The base closing process was designed to attack such excesses in the military's infrastructure. Navy Capt. Mike Doubleday, a Pentagon spokesman, noted Tuesday that while the services have cut their forces by 36 percent during the 1990s, base capacity has been reduced by just 21 percent.

The Pentagon estimates that it saves $1.4 billion per year in infrastructure expenses for each round of base closures conducted. That's enough to buy 13 or 14 of the Navy's new F/A-18 ``Super Hornet'' attack jets or roughly 1.5 Arleigh Burke class destroyers.

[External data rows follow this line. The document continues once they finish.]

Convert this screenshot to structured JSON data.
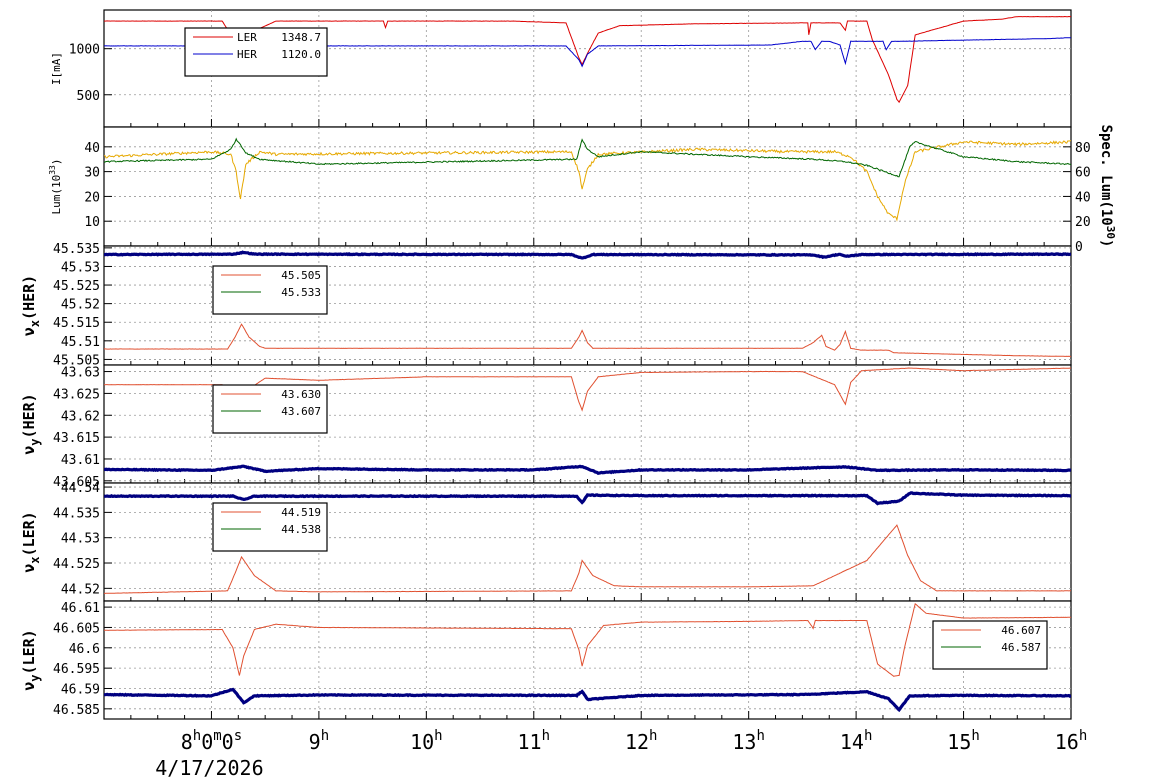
{
  "date_label": "4/17/2026",
  "x_axis": {
    "start_hour": 7.0,
    "end_hour": 16.0,
    "tick_hours": [
      8,
      9,
      10,
      11,
      12,
      13,
      14,
      15,
      16
    ],
    "tick_labels": [
      {
        "main": "8",
        "sup": "h",
        "rest": "0",
        "sup2": "m",
        "rest2": "0",
        "sup3": "s"
      },
      {
        "main": "9",
        "sup": "h"
      },
      {
        "main": "10",
        "sup": "h"
      },
      {
        "main": "11",
        "sup": "h"
      },
      {
        "main": "12",
        "sup": "h"
      },
      {
        "main": "13",
        "sup": "h"
      },
      {
        "main": "14",
        "sup": "h"
      },
      {
        "main": "15",
        "sup": "h"
      },
      {
        "main": "16",
        "sup": "h"
      }
    ]
  },
  "chart_data": [
    {
      "type": "line",
      "ylabel": "I[mA]",
      "ylim": [
        150,
        1420
      ],
      "yticks": [
        500,
        1000
      ],
      "legend": {
        "position": "top-left",
        "entries": [
          {
            "label": "LER",
            "value": "1348.7",
            "color": "#dd0000"
          },
          {
            "label": "HER",
            "value": "1120.0",
            "color": "#0000cc"
          }
        ]
      },
      "series": [
        {
          "name": "LER",
          "color": "#dd0000",
          "x": [
            7.0,
            8.1,
            8.22,
            8.3,
            8.36,
            8.45,
            8.6,
            9.6,
            9.62,
            9.64,
            10.8,
            11.3,
            11.42,
            11.45,
            11.5,
            11.6,
            11.8,
            12.5,
            13.5,
            13.55,
            13.56,
            13.58,
            13.6,
            13.85,
            13.9,
            13.92,
            13.95,
            14.1,
            14.15,
            14.3,
            14.38,
            14.4,
            14.48,
            14.55,
            15.0,
            15.35,
            15.5,
            16.0
          ],
          "y": [
            1300,
            1300,
            1080,
            760,
            970,
            1220,
            1300,
            1300,
            1230,
            1300,
            1300,
            1280,
            900,
            830,
            950,
            1170,
            1250,
            1270,
            1280,
            1280,
            1150,
            1280,
            1280,
            1280,
            1200,
            1300,
            1300,
            1300,
            1100,
            720,
            450,
            420,
            600,
            1150,
            1300,
            1320,
            1348,
            1348
          ]
        },
        {
          "name": "HER",
          "color": "#0000cc",
          "x": [
            7.0,
            8.1,
            8.22,
            8.3,
            8.38,
            8.5,
            11.3,
            11.42,
            11.45,
            11.5,
            11.6,
            13.2,
            13.5,
            13.58,
            13.62,
            13.68,
            13.75,
            13.85,
            13.9,
            13.95,
            14.05,
            14.25,
            14.28,
            14.33,
            14.4,
            15.8,
            16.0
          ],
          "y": [
            1030,
            1030,
            900,
            760,
            930,
            1030,
            1030,
            880,
            810,
            940,
            1030,
            1040,
            1080,
            1080,
            990,
            1080,
            1080,
            1040,
            840,
            1080,
            1080,
            1080,
            990,
            1080,
            1080,
            1110,
            1120
          ]
        }
      ]
    },
    {
      "type": "line",
      "ylabel": "Lum(10^33)",
      "ylim": [
        0,
        48
      ],
      "yticks": [
        10,
        20,
        30,
        40
      ],
      "ylabel_right": "Spec. Lum(10^30)",
      "ylim_right": [
        0,
        96
      ],
      "yticks_right": [
        0,
        20,
        40,
        60,
        80
      ],
      "series": [
        {
          "name": "Lum",
          "color": "#e6a800",
          "x": [
            7.0,
            8.0,
            8.18,
            8.23,
            8.27,
            8.32,
            8.45,
            8.6,
            11.35,
            11.42,
            11.45,
            11.5,
            11.6,
            12.5,
            13.4,
            13.8,
            13.95,
            14.1,
            14.2,
            14.3,
            14.38,
            14.45,
            14.55,
            15.0,
            15.5,
            16.0
          ],
          "y": [
            36,
            38,
            37,
            30,
            19,
            33,
            38,
            37,
            38,
            30,
            23,
            31,
            37,
            39,
            38,
            38,
            36,
            30,
            20,
            13,
            11,
            25,
            38,
            42,
            41,
            42
          ]
        },
        {
          "name": "Spec. Lum",
          "color": "#006600",
          "axis": "right",
          "x": [
            7.0,
            8.0,
            8.18,
            8.23,
            8.27,
            8.32,
            8.45,
            9.0,
            11.4,
            11.45,
            11.5,
            11.6,
            12.0,
            12.5,
            13.0,
            13.6,
            13.9,
            14.1,
            14.4,
            14.5,
            14.55,
            15.0,
            15.5,
            16.0
          ],
          "y": [
            68,
            70,
            78,
            86,
            82,
            75,
            70,
            66,
            70,
            86,
            78,
            72,
            76,
            74,
            72,
            70,
            68,
            65,
            56,
            80,
            84,
            72,
            68,
            66
          ]
        }
      ]
    },
    {
      "type": "line",
      "ylabel": "νx(HER)",
      "ylim": [
        45.5035,
        45.5355
      ],
      "yticks": [
        45.505,
        45.51,
        45.515,
        45.52,
        45.525,
        45.53,
        45.535
      ],
      "tick_labels": [
        "45.505",
        "45.51",
        "45.515",
        "45.52",
        "45.525",
        "45.53",
        "45.535"
      ],
      "legend": {
        "position": "top-left",
        "entries": [
          {
            "label": "45.505",
            "color": "#e05030"
          },
          {
            "label": "45.533",
            "color": "#006600"
          }
        ]
      },
      "series": [
        {
          "name": "line1",
          "color": "#e05030",
          "x": [
            7.0,
            8.15,
            8.22,
            8.28,
            8.35,
            8.45,
            8.5,
            11.35,
            11.42,
            11.45,
            11.5,
            11.55,
            13.5,
            13.6,
            13.68,
            13.72,
            13.8,
            13.85,
            13.9,
            13.95,
            14.05,
            14.3,
            14.35,
            15.5,
            16.0
          ],
          "y": [
            45.5078,
            45.5078,
            45.511,
            45.5145,
            45.511,
            45.5085,
            45.508,
            45.508,
            45.511,
            45.5128,
            45.5095,
            45.508,
            45.508,
            45.5095,
            45.5115,
            45.5085,
            45.5075,
            45.509,
            45.5125,
            45.508,
            45.5075,
            45.5075,
            45.5068,
            45.506,
            45.5058
          ]
        },
        {
          "name": "line2",
          "color": "#000080",
          "thick": true,
          "x": [
            7.0,
            8.2,
            8.3,
            8.4,
            11.35,
            11.45,
            11.55,
            13.6,
            13.7,
            13.85,
            13.9,
            14.05,
            16.0
          ],
          "y": [
            45.5332,
            45.5333,
            45.5338,
            45.5333,
            45.5332,
            45.5322,
            45.5332,
            45.5331,
            45.5325,
            45.5333,
            45.5327,
            45.5332,
            45.5333
          ]
        }
      ]
    },
    {
      "type": "line",
      "ylabel": "νy(HER)",
      "ylim": [
        43.6045,
        43.6315
      ],
      "yticks": [
        43.605,
        43.61,
        43.615,
        43.62,
        43.625,
        43.63
      ],
      "tick_labels": [
        "43.605",
        "43.61",
        "43.615",
        "43.62",
        "43.625",
        "43.63"
      ],
      "legend": {
        "position": "top-left",
        "entries": [
          {
            "label": "43.630",
            "color": "#e05030"
          },
          {
            "label": "43.607",
            "color": "#006600"
          }
        ]
      },
      "series": [
        {
          "name": "line1",
          "color": "#e05030",
          "x": [
            7.0,
            8.1,
            8.2,
            8.28,
            8.35,
            8.5,
            9.0,
            10.0,
            11.35,
            11.42,
            11.45,
            11.5,
            11.6,
            12.0,
            13.0,
            13.5,
            13.8,
            13.9,
            13.95,
            14.05,
            14.5,
            15.0,
            16.0
          ],
          "y": [
            43.627,
            43.627,
            43.626,
            43.6205,
            43.626,
            43.6285,
            43.628,
            43.6288,
            43.6288,
            43.623,
            43.6212,
            43.6255,
            43.6288,
            43.6298,
            43.63,
            43.63,
            43.627,
            43.6225,
            43.6275,
            43.6302,
            43.6308,
            43.6302,
            43.6308
          ]
        },
        {
          "name": "line2",
          "color": "#000080",
          "thick": true,
          "x": [
            7.0,
            8.0,
            8.3,
            8.5,
            9.0,
            10.0,
            11.0,
            11.45,
            11.6,
            12.0,
            13.0,
            13.9,
            14.2,
            15.0,
            16.0
          ],
          "y": [
            43.6076,
            43.6074,
            43.6083,
            43.6072,
            43.6078,
            43.6075,
            43.6075,
            43.6083,
            43.6068,
            43.6075,
            43.6075,
            43.6082,
            43.6074,
            43.6075,
            43.6074
          ]
        }
      ]
    },
    {
      "type": "line",
      "ylabel": "νx(LER)",
      "ylim": [
        44.5175,
        44.5408
      ],
      "yticks": [
        44.52,
        44.525,
        44.53,
        44.535,
        44.54
      ],
      "tick_labels": [
        "44.52",
        "44.525",
        "44.53",
        "44.535",
        "44.54"
      ],
      "legend": {
        "position": "top-left",
        "entries": [
          {
            "label": "44.519",
            "color": "#e05030"
          },
          {
            "label": "44.538",
            "color": "#006600"
          }
        ]
      },
      "series": [
        {
          "name": "line1",
          "color": "#e05030",
          "x": [
            7.0,
            8.15,
            8.22,
            8.28,
            8.4,
            8.6,
            9.0,
            11.35,
            11.42,
            11.45,
            11.55,
            11.75,
            12.0,
            13.0,
            13.6,
            14.1,
            14.3,
            14.38,
            14.48,
            14.6,
            14.75,
            15.0,
            16.0
          ],
          "y": [
            44.519,
            44.5195,
            44.523,
            44.5262,
            44.5225,
            44.5195,
            44.5193,
            44.5195,
            44.523,
            44.5255,
            44.5225,
            44.5205,
            44.5203,
            44.5203,
            44.5205,
            44.5255,
            44.5305,
            44.5325,
            44.5265,
            44.5215,
            44.5195,
            44.5195,
            44.5195
          ]
        },
        {
          "name": "line2",
          "color": "#000080",
          "thick": true,
          "x": [
            7.0,
            8.2,
            8.3,
            8.4,
            11.4,
            11.45,
            11.5,
            12.0,
            13.0,
            14.1,
            14.2,
            14.4,
            14.5,
            15.0,
            16.0
          ],
          "y": [
            44.5382,
            44.5382,
            44.5375,
            44.5382,
            44.5382,
            44.5369,
            44.5384,
            44.5383,
            44.5383,
            44.5383,
            44.5368,
            44.5372,
            44.5388,
            44.5384,
            44.5383
          ]
        }
      ]
    },
    {
      "type": "line",
      "ylabel": "νy(LER)",
      "ylim": [
        46.5825,
        46.6115
      ],
      "yticks": [
        46.585,
        46.59,
        46.595,
        46.6,
        46.605,
        46.61
      ],
      "tick_labels": [
        "46.585",
        "46.59",
        "46.595",
        "46.6",
        "46.605",
        "46.61"
      ],
      "legend": {
        "position": "top-right",
        "entries": [
          {
            "label": "46.607",
            "color": "#e05030"
          },
          {
            "label": "46.587",
            "color": "#006600"
          }
        ]
      },
      "series": [
        {
          "name": "line1",
          "color": "#e05030",
          "x": [
            7.0,
            8.1,
            8.2,
            8.26,
            8.3,
            8.4,
            8.6,
            9.0,
            11.35,
            11.42,
            11.45,
            11.5,
            11.65,
            12.0,
            13.0,
            13.55,
            13.6,
            13.62,
            14.1,
            14.2,
            14.35,
            14.4,
            14.45,
            14.55,
            14.65,
            15.0,
            16.0
          ],
          "y": [
            46.6043,
            46.6045,
            46.6,
            46.5932,
            46.598,
            46.6045,
            46.6058,
            46.605,
            46.6047,
            46.5995,
            46.5955,
            46.6005,
            46.6055,
            46.6063,
            46.6065,
            46.6067,
            46.6048,
            46.6067,
            46.6067,
            46.596,
            46.593,
            46.5932,
            46.6,
            46.6108,
            46.6085,
            46.6073,
            46.6075
          ]
        },
        {
          "name": "line2",
          "color": "#000080",
          "thick": true,
          "x": [
            7.0,
            8.0,
            8.2,
            8.3,
            8.4,
            9.0,
            11.4,
            11.45,
            11.5,
            12.0,
            13.5,
            14.1,
            14.3,
            14.4,
            14.5,
            15.0,
            16.0
          ],
          "y": [
            46.5885,
            46.5882,
            46.5898,
            46.5865,
            46.5882,
            46.5884,
            46.5883,
            46.5893,
            46.5873,
            46.5883,
            46.5885,
            46.5892,
            46.5875,
            46.5848,
            46.5882,
            46.5883,
            46.5882
          ]
        }
      ]
    }
  ]
}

Hutchison argued Wednesday that the Pentagon plans to conduct a ``public-private competition'' for work at all the depots and should be free to do so. ``We are standing for the integrity of the Department of Defense and for its ability to make decisions without congressional mandates that waste millions of dollars,'' she declared.

Though they are dominating the defense debate in the Senate, base closing issues are not expected to figure prominently in House consideration of the 1998 defense plan. Unless at least one side of Congress adopts closing provisions, the issue will not be before House-Senate conferees who will work out a final, compromise plan this summer.

Today's House debate appears likely to focus instead on an effort by conservative Republicans to keep the B-2 ``stealth'' bomber program alive despite the Air Force's insistence that it needs no more than the 21 B-2s already purchased.

Each bat-winged B-2 costs around $1 billion.

Rep. Duncan Hunter, R-Calif., is leading a drive to provide $505 million, $331 million more than the Clinton administration proposed, to purchase B-2 parts. The additional funds could serve as a down payment on up to nine more B-2s that Congress would provide funds for later.

A bi-partisan coalition led by Reps. John Kasich, R-Ohio, and Ron Dellums, D-Calif., is trying to terminate the B-2 program. Similar efforts by the pair failed narrowly in 1995 and '96.

The dispute has implications for Hampton Roads. The money Hunter wants to shift to B-2s is about as much as Reps. Herbert H. Bateman, R-Newport News, and Norman Sisisky, D-Petersburg, are seeking as a down payment on an aircraft carrier the Navy hopes to begin building in Newport News in 2002.

Newport News Shipbuilding says that with a $345 million appropriation next year for the ship, it could save about $600 million on the carrier's final cost. The early spending would allow the yard to purchase some components and keep workers who otherwise would have to be laid off and then rehired, at additional expense.

Hunter also is the most prominent House opponent of a ``teaming'' arrangement the Navy wants to use for construction of a new generation of attack submarines.

Newport News Shipbuilding and Electric Boat of Groton, Conn., have agreed to work together on the subs, ending decades of competition. The yards claim the arrangement will save about $700 million over the first four subs constructed.

Though Hunter insists that the carrier funds and his opposition to ``teaming'' are not tied to the B-2 fight, sources said a link between the issues was discussed in private meetings last week of the House National Security Committee.

Those sources suggested that if B-2 funding is cut off, shipbuilding advocates may find it easier to find supporters for the carrier money and submarine teaming concept.